Government School Greed

On Tuesday, here in the People’s Republic of Minnesota, 99 school districts asked their residents to allow them to raise their property taxes in order to increase their budgets. This is even after the current and previous Governors have worked hard for “property tax relief.”

I did a little investigating to see what the financial situation is in the school district in which I reside. Fortunately, their levy referendum failed, so I don’t have to feel too bad about doing this a few days too late. According to the districts own publicly available financial report, on page 42, they claim a total district wide expenditure of $200,203,156 for the 2007-2008 school year. On page 140, they claim a total of 15,528 students for the same school year. That brings total, per pupil expenditures to $12, 893.04 district-wide.

On page 59, the district claims student-teacher ratios as follows:

  • 28.7-31.7 for elementary schools
  • 22.2 for middle schools
  • 25.7 for high schools

Taking the smallest of those, the middle schools, that comes to a total expenditure per classroom, per year of $286,225.49!! Again, that’s per classroom, and that’s the smallest number. If you take the largest average classroom in the district, the high end of the elementary schools, it comes to $408,709.37. Outrageous!!!

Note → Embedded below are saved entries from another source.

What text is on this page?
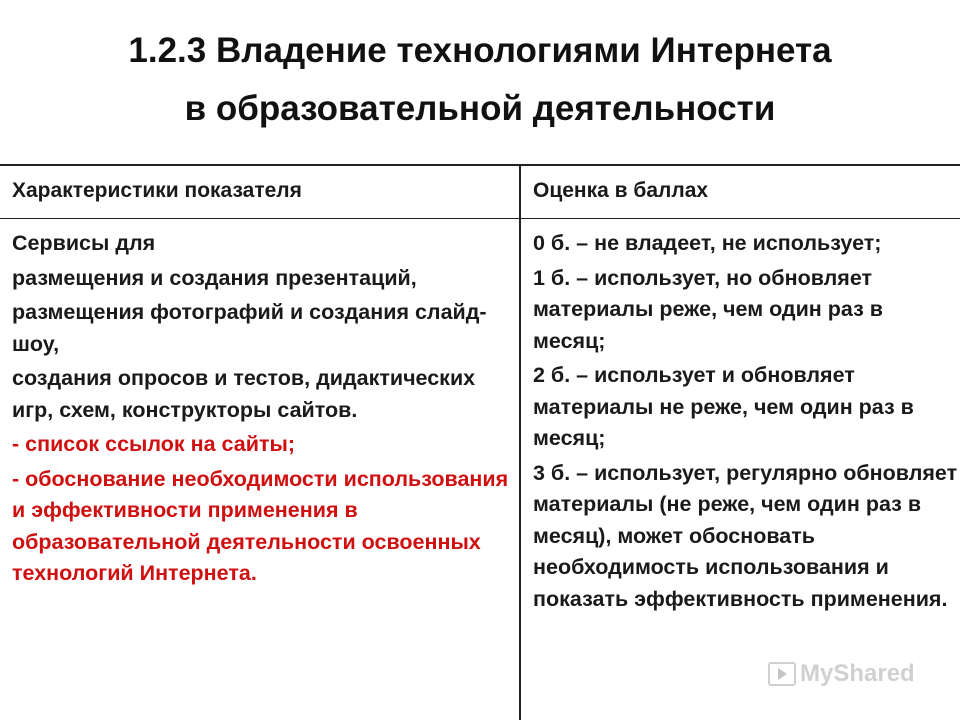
1.2.3 Владение технологиями Интернета
в образовательной деятельности
Характеристики показателя	Оценка в баллах

Сервисы для

размещения и создания презентаций,

размещения фотографий и создания слайд-шоу,

создания опросов и тестов, дидактических игр, схем, конструкторы сайтов.

- список ссылок на сайты;

- обоснование необходимости использования и эффективности применения в образовательной деятельности освоенных технологий Интернета.

0 б. – не владеет, не использует;

1 б. – использует, но обновляет материалы реже, чем один раз в месяц;

2 б. – использует и обновляет материалы не реже, чем один раз в месяц;

3 б. – использует, регулярно обновляет материалы (не реже, чем один раз в месяц), может обосновать необходимость использования и показать эффективность применения.

MyShared
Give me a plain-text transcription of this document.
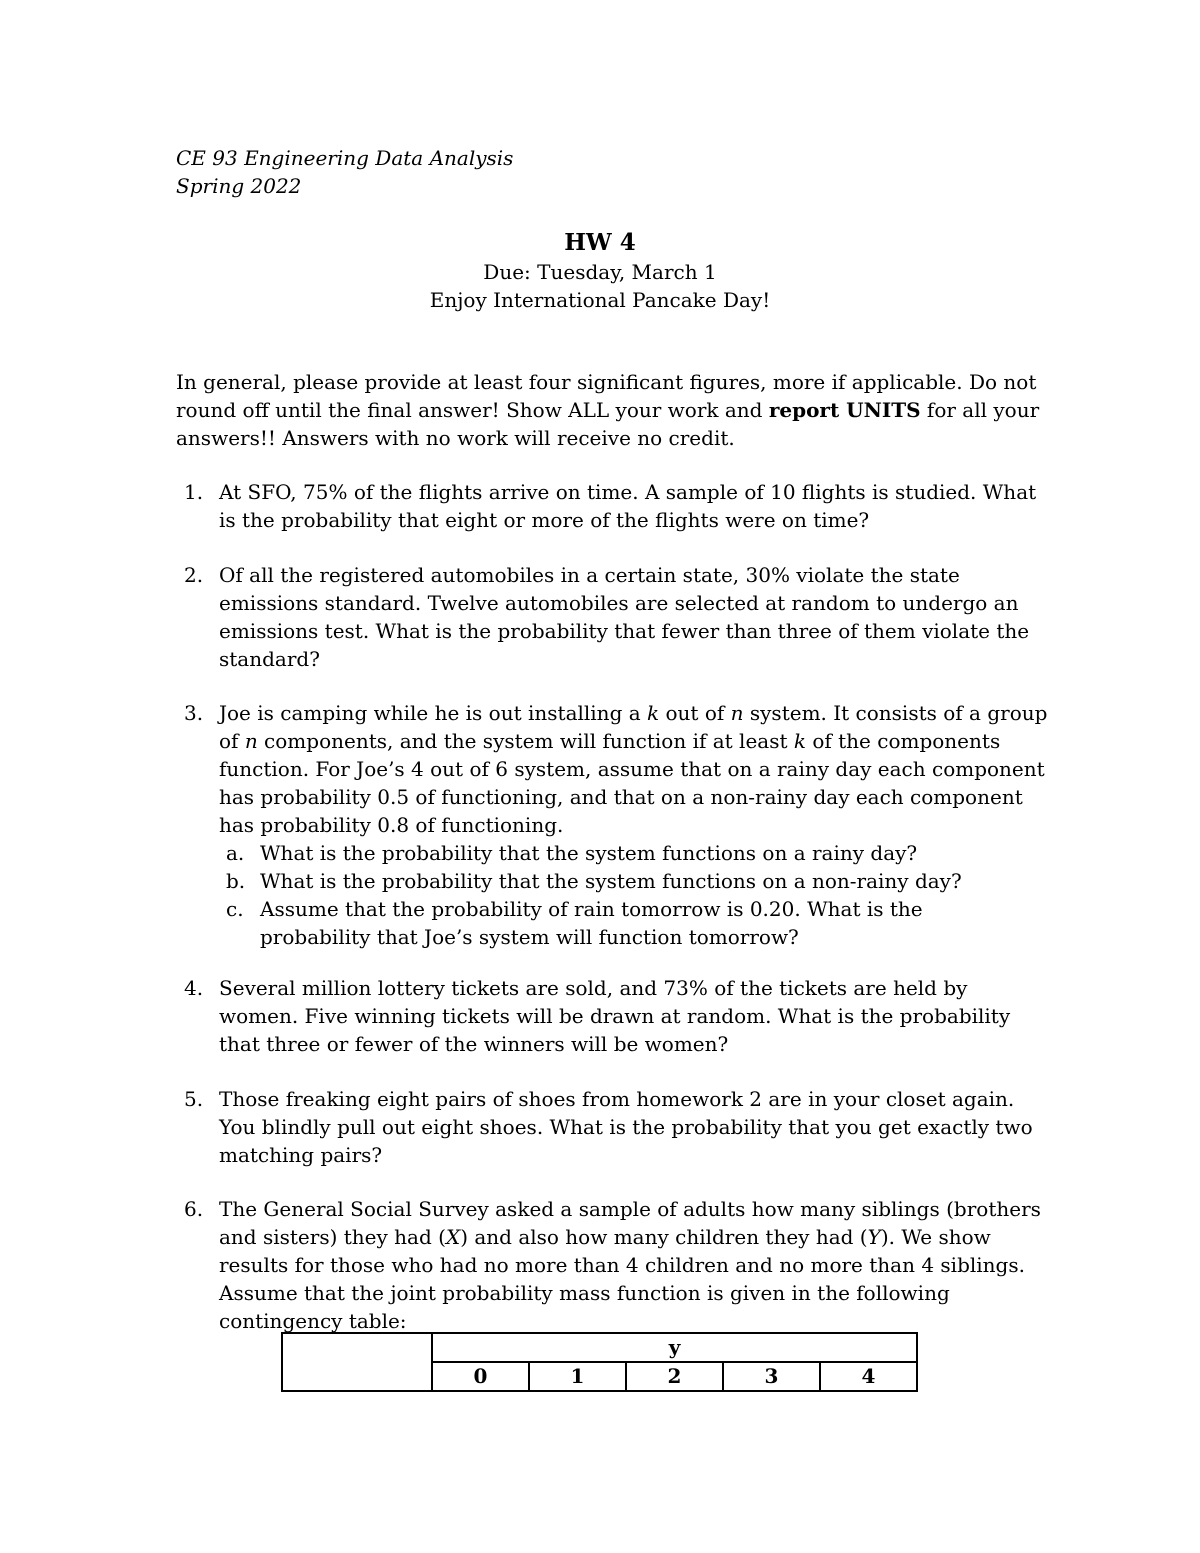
CE 93 Engineering Data Analysis
Spring 2022
HW 4
Due: Tuesday, March 1
Enjoy International Pancake Day!
In general, please provide at least four significant figures, more if applicable. Do not
round off until the final answer! Show ALL your work and report UNITS for all your
answers!! Answers with no work will receive no credit.
1. At SFO, 75% of the flights arrive on time. A sample of 10 flights is studied. What
is the probability that eight or more of the flights were on time?
2. Of all the registered automobiles in a certain state, 30% violate the state
emissions standard. Twelve automobiles are selected at random to undergo an
emissions test. What is the probability that fewer than three of them violate the
standard?
3. Joe is camping while he is out installing a k out of n system. It consists of a group
of n components, and the system will function if at least k of the components
function. For Joe’s 4 out of 6 system, assume that on a rainy day each component
has probability 0.5 of functioning, and that on a non-rainy day each component
has probability 0.8 of functioning.
a. What is the probability that the system functions on a rainy day?
b. What is the probability that the system functions on a non-rainy day?
c. Assume that the probability of rain tomorrow is 0.20. What is the
probability that Joe’s system will function tomorrow?
4. Several million lottery tickets are sold, and 73% of the tickets are held by
women. Five winning tickets will be drawn at random. What is the probability
that three or fewer of the winners will be women?
5. Those freaking eight pairs of shoes from homework 2 are in your closet again.
You blindly pull out eight shoes. What is the probability that you get exactly two
matching pairs?
6. The General Social Survey asked a sample of adults how many siblings (brothers
and sisters) they had (X) and also how many children they had (Y). We show
results for those who had no more than 4 children and no more than 4 siblings.
Assume that the joint probability mass function is given in the following
contingency table:
	y				
	0	1	2	3	4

Where does all that money go? One can only imagine. The district claims in it’s pro-levy propaganda to only spend 4% on administration ($11,449.02 – $16,348.37 per classroom.) On page 141, they attempt to break down the expenditures per student (pupil).However, it should be noted that they only claim $10,553.55 per student – again, where they get this number is anyone’s guess, as the numbers I already outlined give you a $2339.49 per student discrepancy (off to a good start on showing where the money goes, aren’t we?) Anyway, they claim that for every student, 43% of the budget goes to “regular instruction”. I can only surmise that that means his teacher’s salary and benefits, as well as his share of the salaries and benefits of non-regular teachers, like Phy. Ed., music, and art teachers. Considering this only applies to the elementary level, because middle and high schools shuffle kids among regular instructors only, we’ll assume that for the most part we’re only talking about the teachers that a particular student sees on a daily basis, one per elementary kid and one per subject for the rest. That means that the average kid in the elementary schools is costing between $159,113.01 and $175,745.03 just in salaries for teachers for (their words) “regular instruction”.

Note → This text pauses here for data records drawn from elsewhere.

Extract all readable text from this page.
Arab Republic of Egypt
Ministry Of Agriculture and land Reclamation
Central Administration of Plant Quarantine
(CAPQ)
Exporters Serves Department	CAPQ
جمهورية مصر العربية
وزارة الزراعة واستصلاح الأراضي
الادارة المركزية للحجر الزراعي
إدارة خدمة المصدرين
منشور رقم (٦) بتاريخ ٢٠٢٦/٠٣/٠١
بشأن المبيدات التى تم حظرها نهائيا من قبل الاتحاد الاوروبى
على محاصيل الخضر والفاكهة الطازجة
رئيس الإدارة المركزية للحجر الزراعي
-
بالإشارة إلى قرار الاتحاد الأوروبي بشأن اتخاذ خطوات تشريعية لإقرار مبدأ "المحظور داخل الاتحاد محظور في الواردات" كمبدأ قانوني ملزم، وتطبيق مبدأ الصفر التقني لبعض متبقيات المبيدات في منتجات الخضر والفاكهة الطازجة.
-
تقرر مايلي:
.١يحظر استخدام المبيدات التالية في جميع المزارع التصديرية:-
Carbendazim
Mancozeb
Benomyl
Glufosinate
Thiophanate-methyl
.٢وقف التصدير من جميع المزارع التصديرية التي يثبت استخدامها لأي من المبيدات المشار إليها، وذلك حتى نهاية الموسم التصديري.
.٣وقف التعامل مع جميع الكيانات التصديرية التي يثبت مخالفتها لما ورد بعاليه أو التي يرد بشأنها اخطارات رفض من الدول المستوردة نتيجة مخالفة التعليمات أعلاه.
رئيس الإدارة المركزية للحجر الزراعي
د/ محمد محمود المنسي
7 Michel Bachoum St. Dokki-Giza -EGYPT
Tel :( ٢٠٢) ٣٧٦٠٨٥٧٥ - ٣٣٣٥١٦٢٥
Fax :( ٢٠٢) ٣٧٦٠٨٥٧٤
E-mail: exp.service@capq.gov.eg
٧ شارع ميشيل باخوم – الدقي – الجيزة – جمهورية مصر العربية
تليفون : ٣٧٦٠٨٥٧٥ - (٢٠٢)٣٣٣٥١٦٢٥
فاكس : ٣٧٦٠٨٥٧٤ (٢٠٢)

Let’s look at the middle school level. The average class is costing $123,076.96!! This is the lowest number we’re going to come up with folks. Now, logically, since we are talking about “regular instruction”, that would imply that that is the average teacher’s salary and benefits. Now, you may be saying “hey, the average middle school kid sees 6 teachers in a day.” Yeah, but the average teacher then has 6 classes in a day, so the averages still work out. Is that what teachers make these days? If so, I need to go back to school and get a Masters in Education, because if I can make that much money in a school district in a first-ring suburb of a major metropolitan area, I can only imagine what the teachers in more affluent suburbs make. And they get summers off, as well as two weeks over Christmas, a week in the spring, every government (bank) holiday, and several more days set aside for “workshops” (which they strangely can’t find time to do in the summer). It sounds like a really good gig!!

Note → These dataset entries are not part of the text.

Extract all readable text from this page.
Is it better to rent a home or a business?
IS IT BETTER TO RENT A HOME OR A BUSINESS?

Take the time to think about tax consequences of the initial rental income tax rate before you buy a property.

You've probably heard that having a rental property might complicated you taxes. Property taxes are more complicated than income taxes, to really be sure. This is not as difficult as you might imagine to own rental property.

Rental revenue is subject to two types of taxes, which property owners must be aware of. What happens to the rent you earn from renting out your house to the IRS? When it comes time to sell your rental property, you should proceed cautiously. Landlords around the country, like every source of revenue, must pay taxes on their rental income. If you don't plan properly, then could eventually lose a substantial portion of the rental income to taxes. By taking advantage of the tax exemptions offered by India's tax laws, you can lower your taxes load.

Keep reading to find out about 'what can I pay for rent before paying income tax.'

Back to the subject, we accounted for 43% for salaries and benefits, and 4% for administration, what about the other 53%? They claim 10% (sticking with the lowest cost classroom – the middle school classroom) or $28,622.46 for “pupil support”, whatever that means; 5% or $14,311.23 for “instructional support” (again, whatever that means), and 5% or 14,311.23 for “district support”. We’re up to 73%, and we still haven’t gotten any clear indication where the money is going, other than a ton of money going to pay for the teacher. Every one of these expenditure categories they list should raise red flags, but none more than “Special education.” What does that mean? Am I to believe that out of every average class, $54,382.84 (19%) goes to kids with developmental disabilities? I can only imagine. What’s the percentage of the population that has such disabilities? If it’s 19%, then I am really out of touch with society, because that seems really high to me, as I have a hard time believing that 1 in 5 people need special attention in order to learn.

If I have confused you, I’m not surprised. I’m confused as well. All I could see is that there is an awful lot of money already being poured into my local school district. I have no reason that I live in a school district that is in any way out of the ordinary. In fact, the per-pupil expenditures in the neighboring Hopkins school district is $17,071.91, which is $4,178.87 more!!

I’m glad my property taxes will stay the same, at least for now. The only imaginable reason why they would need more money is because they have no wish to rectify the vast amounts of waste that they already have.

Also, in addition to the levy question, they were asking us to vote for school board members. There were 4 people running, trying to fill 3 seats. If I had known the odds of getting in were so good, I would have run myself and brought some accountability to the school board. In two years, the other three seats will be up, maybe I’ll run then.